How to Write Compelling, Benefits-Driven Marketing Content

Writing marketing content is tricky, but it’s something that every business must do. Good content speaks directly to the targeted reader and provides them exactly what they want to know, quickly. This requires extensive knowledge of your audience…getting in their head and understanding how they think.

I find that most marketing content is overloaded with lists of features, but lacks tangible benefits that will help customers reach their goals. This is one of the most difficult things for marketing content writers to overcome, but once the difference is understood, it’s very simple to identify features vs. benefits and write content that will make the sale.

It’s not that features are unimportant, they are important, but the outcomes or benefits are going to create much stronger emotional connections with your customers.

Let’s look at some examples:

Features:

·        Provide mobile access to services

·        Industry leading support

·        Fast deployment and implementation

·        Active directory integration with endpoint discovery

·        Initiate scans with one-click actions

Benefits

·        Improve user experience with secure anytime, anywhere access

·        Reduce maintenance and upgrade costs

·        Increase productivity with mobile access

·        Eliminate security threats leaving your business to grow without risk

I have reviewed several software and hardware brochures and datasheets to find these features and benefits. Unfortunately, many of the features you see listed above were included in lists of benefits. This is not uncommon, but it’s best to find the true benefits of your product and use them to differentiate from the competition. In B2B marketing most benefits are going to align with cost savings, increased productivity, or something that impacts the bottom line of the business. Your product features are really important because they make these benefits possible, but the benefits are going to hit home with the executive who wants to show-up as the hero (saving the business time and money) to their boss.

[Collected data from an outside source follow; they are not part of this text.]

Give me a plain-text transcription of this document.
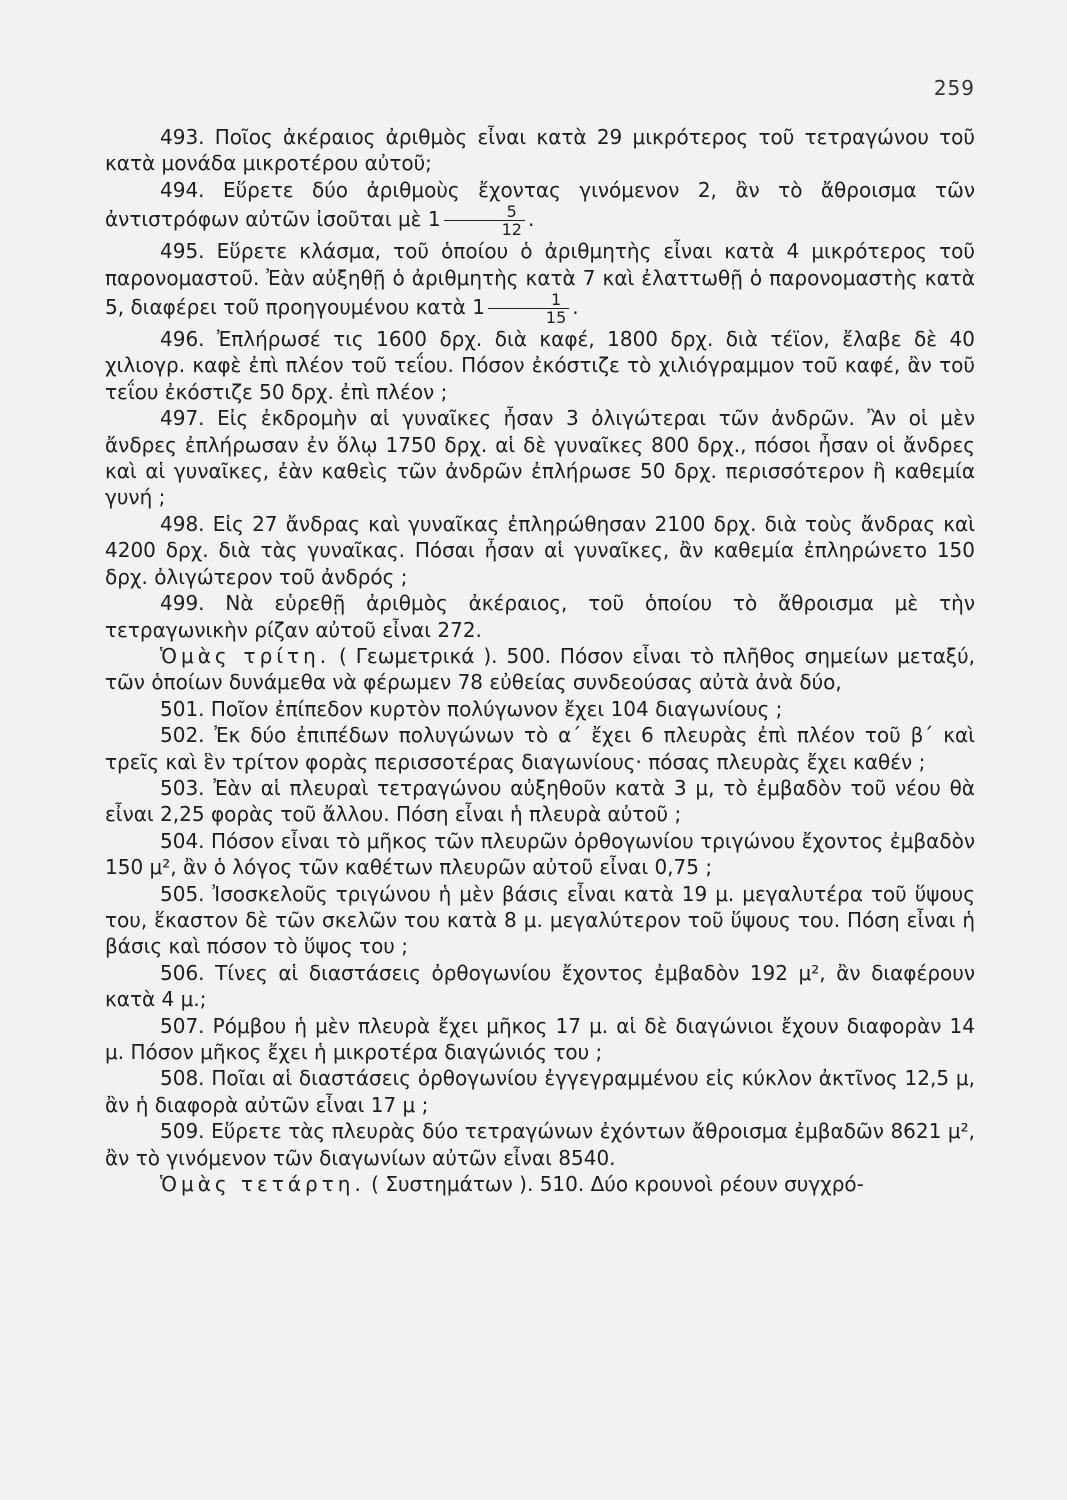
259

493. Ποῖος ἀκέραιος ἀριθμὸς εἶναι κατὰ 29 μικρότερος τοῦ τετραγώνου τοῦ κατὰ μονάδα μικροτέρου αὐτοῦ;

494. Εὕρετε δύο ἀριθμοὺς ἔχοντας γινόμενον 2, ἂν τὸ ἄθροισμα τῶν ἀντιστρόφων αὐτῶν ἰσοῦται μὲ $1 \frac{5}{12}$ .

495. Εὕρετε κλάσμα, τοῦ ὁποίου ὁ ἀριθμητὴς εἶναι κατὰ 4 μικρότερος τοῦ παρονομαστοῦ. Ἐὰν αὐξηθῇ ὁ ἀριθμητὴς κατὰ 7 καὶ ἐλαττωθῇ ὁ παρονομαστὴς κατὰ 5, διαφέρει τοῦ προηγουμένου κατὰ $1 \frac{1}{15}$ .

496. Ἐπλήρωσέ τις 1600 δρχ. διὰ καφέ, 1800 δρχ. διὰ τέϊον, ἔλαβε δὲ 40 χιλιογρ. καφὲ ἐπὶ πλέον τοῦ τεΐου. Πόσον ἐκόστιζε τὸ χιλιόγραμμον τοῦ καφέ, ἂν τοῦ τεΐου ἐκόστιζε 50 δρχ. ἐπὶ πλέον ;

497. Εἰς ἐκδρομὴν αἱ γυναῖκες ἦσαν 3 ὀλιγώτεραι τῶν ἀνδρῶν. Ἂν οἱ μὲν ἄνδρες ἐπλήρωσαν ἐν ὅλῳ 1750 δρχ. αἱ δὲ γυναῖκες 800 δρχ., πόσοι ἦσαν οἱ ἄνδρες καὶ αἱ γυναῖκες, ἐὰν καθεὶς τῶν ἀνδρῶν ἐπλήρωσε 50 δρχ. περισσότερον ἢ καθεμία γυνή ;

498. Εἰς 27 ἄνδρας καὶ γυναῖκας ἐπληρώθησαν 2100 δρχ. διὰ τοὺς ἄνδρας καὶ 4200 δρχ. διὰ τὰς γυναῖκας. Πόσαι ἦσαν αἱ γυναῖκες, ἂν καθεμία ἐπληρώνετο 150 δρχ. ὀλιγώτερον τοῦ ἀνδρός ;

499. Νὰ εὑρεθῇ ἀριθμὸς ἀκέραιος, τοῦ ὁποίου τὸ ἄθροισμα μὲ τὴν τετραγωνικὴν ρίζαν αὐτοῦ εἶναι 272.

Ὁμὰς τρίτη. ( Γεωμετρικά ). 500. Πόσον εἶναι τὸ πλῆθος σημείων μεταξύ, τῶν ὁποίων δυνάμεθα νὰ φέρωμεν 78 εὐθείας συνδεούσας αὐτὰ ἀνὰ δύο,

501. Ποῖον ἐπίπεδον κυρτὸν πολύγωνον ἔχει 104 διαγωνίους ;

502. Ἐκ δύο ἐπιπέδων πολυγώνων τὸ α΄ ἔχει 6 πλευρὰς ἐπὶ πλέον τοῦ β΄ καὶ τρεῖς καὶ ἓν τρίτον φορὰς περισσοτέρας διαγωνίους· πόσας πλευρὰς ἔχει καθέν ;

503. Ἐὰν αἱ πλευραὶ τετραγώνου αὐξηθοῦν κατὰ 3 μ, τὸ ἐμβαδὸν τοῦ νέου θὰ εἶναι 2,25 φορὰς τοῦ ἄλλου. Πόση εἶναι ἡ πλευρὰ αὐτοῦ ;

504. Πόσον εἶναι τὸ μῆκος τῶν πλευρῶν ὀρθογωνίου τριγώνου ἔχοντος ἐμβαδὸν 150 μ², ἂν ὁ λόγος τῶν καθέτων πλευρῶν αὐτοῦ εἶναι 0,75 ;

505. Ἰσοσκελοῦς τριγώνου ἡ μὲν βάσις εἶναι κατὰ 19 μ. μεγαλυτέρα τοῦ ὕψους του, ἕκαστον δὲ τῶν σκελῶν του κατὰ 8 μ. μεγαλύτερον τοῦ ὕψους του. Πόση εἶναι ἡ βάσις καὶ πόσον τὸ ὕψος του ;

506. Τίνες αἱ διαστάσεις ὀρθογωνίου ἔχοντος ἐμβαδὸν 192 μ², ἂν διαφέρουν κατὰ 4 μ.;

507. Ρόμβου ἡ μὲν πλευρὰ ἔχει μῆκος 17 μ. αἱ δὲ διαγώνιοι ἔχουν διαφορὰν 14 μ. Πόσον μῆκος ἔχει ἡ μικροτέρα διαγώνιός του ;

508. Ποῖαι αἱ διαστάσεις ὀρθογωνίου ἐγγεγραμμένου εἰς κύκλον ἀκτῖνος 12,5 μ, ἂν ἡ διαφορὰ αὐτῶν εἶναι 17 μ ;

509. Εὕρετε τὰς πλευρὰς δύο τετραγώνων ἐχόντων ἄθροισμα ἐμβαδῶν 8621 μ², ἂν τὸ γινόμενον τῶν διαγωνίων αὐτῶν εἶναι 8540.

Ὁμὰς τετάρτη. ( Συστημάτων ). 510. Δύο κρουνοὶ ρέουν συγχρό-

Identifying benefits is part of creating effective product messaging. One method for finding the true benefits is to start with some of your most impactful features and drill down until you can’t go any further.

For example:

If your accounting software is mobile-ready for business staff members, that means your staff can access the product at any time from their mobile device. Some may think that ‘anytime access’ is the benefit, but that is not the ultimate business benefit.

Keep drilling.

If an accounting staff member can access at any time, they can easily work more frequently which means an increase in productivity. The ‘increase in productivity’ is the business benefit. A business leader will read this and know that their staff members will work more frequently, ultimately completing their job in less time which saves the business money.

Feature-focused marketing can be ineffective, especially in technology, because features can be technical and difficult for a reader to fully understand. The reader will be left to figure out how the feature connects to what they are trying to accomplish and they may miss the connection or wrongly interpret the feature.

With time and practice, benefit-driven marketing becomes second nature. Developing great product messaging is the place to start and practice. And, features will be important because you want to make sure that the benefits you present are accurate. The way to do this is to ensure your product has features that support each benefit. In addition, create messaging for each audience you target. One feature may benefit different audience segments in different ways. Who knows, you may even learn something new about your product!